Stock futures slide ahead of key data

NEW YORK - U.S. stock index futures fell on Thursday, ahead of data on the labor and housing markets, along with the latest round of corporate earnings results.

Investor sentiment was dented by a report on manufacturing in China, as the flash Markit/HSBC Purchasing Managers' Index fell in January from the prior month, suggesting that a mild slowdown at the end of 2013 in the world's second-largest economy had continued into the new year.

At 8:30 a.m. EST (1330 GMT), investors will eye weekly initial jobless claims data for signs of improvement in the labor market. Expectations call for 326,000 claims, equal to the prior week.

Existing home sales data for December is expected at 10:00 a.m. (1500 GMT). Sales are expected to climb slightly to 4.94 million against 4.9 million in the prior month.

Netflix Inc shares surged 16.5 percent to $388.85 before the opening bell. The world's largest video-streaming company's quarterly earnings late Wednesday showed it added more than 2.3 million U.S. customers in the fourth quarter.

eBay Inc climbed 3.5 percent to $56.30 in premarket trading.

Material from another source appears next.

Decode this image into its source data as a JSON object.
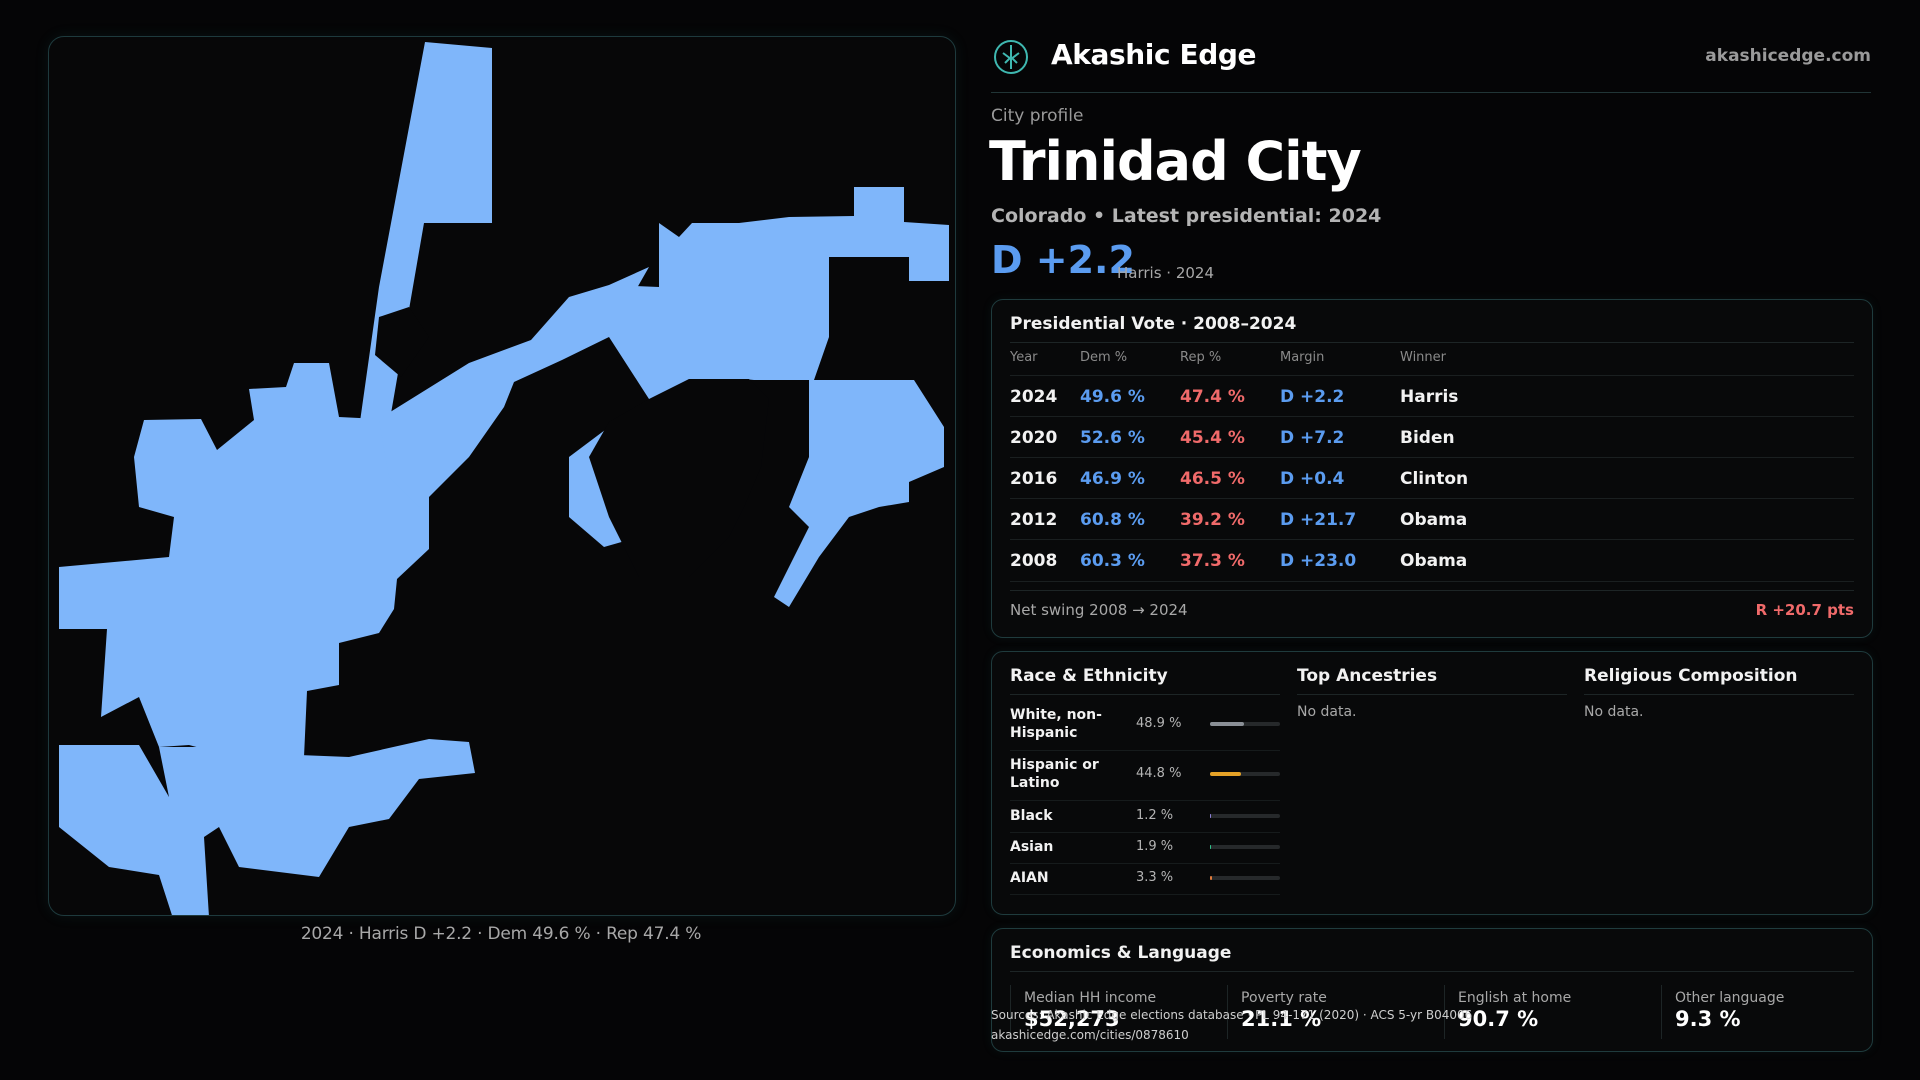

The e-commerce giant reported earnings a day earlier and said activist investor Carl Icahn had submitted a proposal to spin off eBay's PayPal business, a plan the company dismissed.

Earnings are expected from 21 S&P 500 companies on Thursday, including Dow component McDonald's Corp and railroad Union Pacific Corp. Microsoft Corp and Starbucks Corp are expected to report after the close.

According to Thomson Reuters data through Wednesday morning, earnings for the fourth quarter are expected to grow 7.2 percent over the prior year. Of the 80 companies in the benchmark S&P index that have reported, 61.3 percent have topped analyst expectations, below both the long-term average of 63 percent and the 67 percent average over the past four quarters.

European shares were flat as a recovery in economic activity in much of the region offset another mixed batch of corporate earnings news and unexpectedly weak China data. The manufacturing survey in China pulled Asian markets lower.